Francisca Alves De Oliveira conta que, depois do fim da guerra, Stanislaw morou na Itália, Áustria e outros países procurando por familiares, mas descobriu que todos seus parentes e amigos haviam morrido no holocausto. Os únicos conhecidos com quem conseguiu contato foram seus padrinhos: um casal de judeus poloneses que escaparam do nazismo fugindo para o Brasil, e moravam em São Paulo desde então.

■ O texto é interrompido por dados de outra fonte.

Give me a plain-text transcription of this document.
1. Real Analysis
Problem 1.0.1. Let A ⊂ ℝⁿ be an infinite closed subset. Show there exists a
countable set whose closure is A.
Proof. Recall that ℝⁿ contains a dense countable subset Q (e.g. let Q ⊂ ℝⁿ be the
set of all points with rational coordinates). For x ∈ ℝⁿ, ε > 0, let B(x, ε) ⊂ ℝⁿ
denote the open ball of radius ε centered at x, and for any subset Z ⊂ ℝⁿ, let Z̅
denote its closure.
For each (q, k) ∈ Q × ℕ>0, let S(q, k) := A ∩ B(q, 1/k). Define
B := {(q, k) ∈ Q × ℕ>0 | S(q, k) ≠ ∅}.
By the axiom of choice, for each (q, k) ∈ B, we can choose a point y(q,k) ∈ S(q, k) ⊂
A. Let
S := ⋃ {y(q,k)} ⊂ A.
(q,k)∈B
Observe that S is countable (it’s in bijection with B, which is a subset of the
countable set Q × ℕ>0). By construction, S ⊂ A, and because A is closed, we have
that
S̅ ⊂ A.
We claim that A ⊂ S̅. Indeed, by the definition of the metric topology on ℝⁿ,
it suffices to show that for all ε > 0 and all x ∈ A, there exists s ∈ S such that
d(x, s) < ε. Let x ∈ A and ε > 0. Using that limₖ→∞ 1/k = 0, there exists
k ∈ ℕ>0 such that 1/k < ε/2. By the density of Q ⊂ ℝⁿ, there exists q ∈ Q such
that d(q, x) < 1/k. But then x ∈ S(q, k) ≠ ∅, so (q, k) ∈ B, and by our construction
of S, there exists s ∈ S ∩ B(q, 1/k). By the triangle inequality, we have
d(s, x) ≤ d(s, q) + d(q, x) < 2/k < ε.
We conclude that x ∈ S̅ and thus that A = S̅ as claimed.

Como os católicos, judeus também têm o costume de escolher um casal de amigos ou parentes para apadrinhar seus filhos. Embora Stanislaw tivesse conhecido seus padrinhos apenas na infância (período em que teve saúde frágil e que o marcou pelo fato de seus pais expressarem dúvidas quanto às chances de sua sobrevivência), os padrinhos eram os únicos conhecidos a quem poderia recorrer.
Sem dinheiro, Stanislaw teve a passagem da viagem de navio paga pelos padrinhos, por volta do ano de 1948. Após viver um curto período em São Paulo, se mudou para o Rio de Janeiro, onde começou a trabalhar como ourives e joalheiro. Stanislaw já havia exercido a profissão dentro do campo de extermínio, e foi o fato de produzir joalheira para oficiais nazistas que lhe garantiu a sobrevivência em Sobibór, ao passo que o restante de sua família foi executada.
No Rio de Janeiro, abriu a própria joalheria com um sócio. “Ele era incrivelmente trabalhador e cresceu na profissão. A joalheria chegou a ter oito salas, uma das maiores da cidade do Rio”, diz Francisca Alves de Oliveira. “Além disso, era talentoso; fazia verdadeiras obras de arte a mão.”
Durante uma viagem de férias, foi com amigos (um homem e duas conhecidas que eram irmãs) à cidade fluminense de Campo dos Goytacazes. Na volta ao Rio de Janeiro, Stanislaw sofreu um acidente. O carro que dirigia capotou e uma das irmãs ficou paraplégica. Sentindo culpa, pois era ele quem dirigia o carro, Stanislaw pediu à irmã ferida no acidente em casamento “porque eu havia estragado a vida dela”, relatou ele posteriormente à Francisca de Oliveira. A vítima não aceitou; mas quem demonstrou interesse em se casar com Stanislaw foi sua irmã, Noêmia.
Francisca de Oliveira diz que Stanislaw aconselhou Noêmia a não se casar com ele. “Ele sempre lembrava que não tinha tido juventude, pois foi capturado e levado ao campo de extermínio com apenas 15 anos de idade. Ele avisou a Noêmia que era instável: ‘eu só faço o que quero, você não vai ter um marido presente’. Mas o casamento durou – foram 13 anos vivendo juntos e tiveram dois filhos, Norberto e José Charles.”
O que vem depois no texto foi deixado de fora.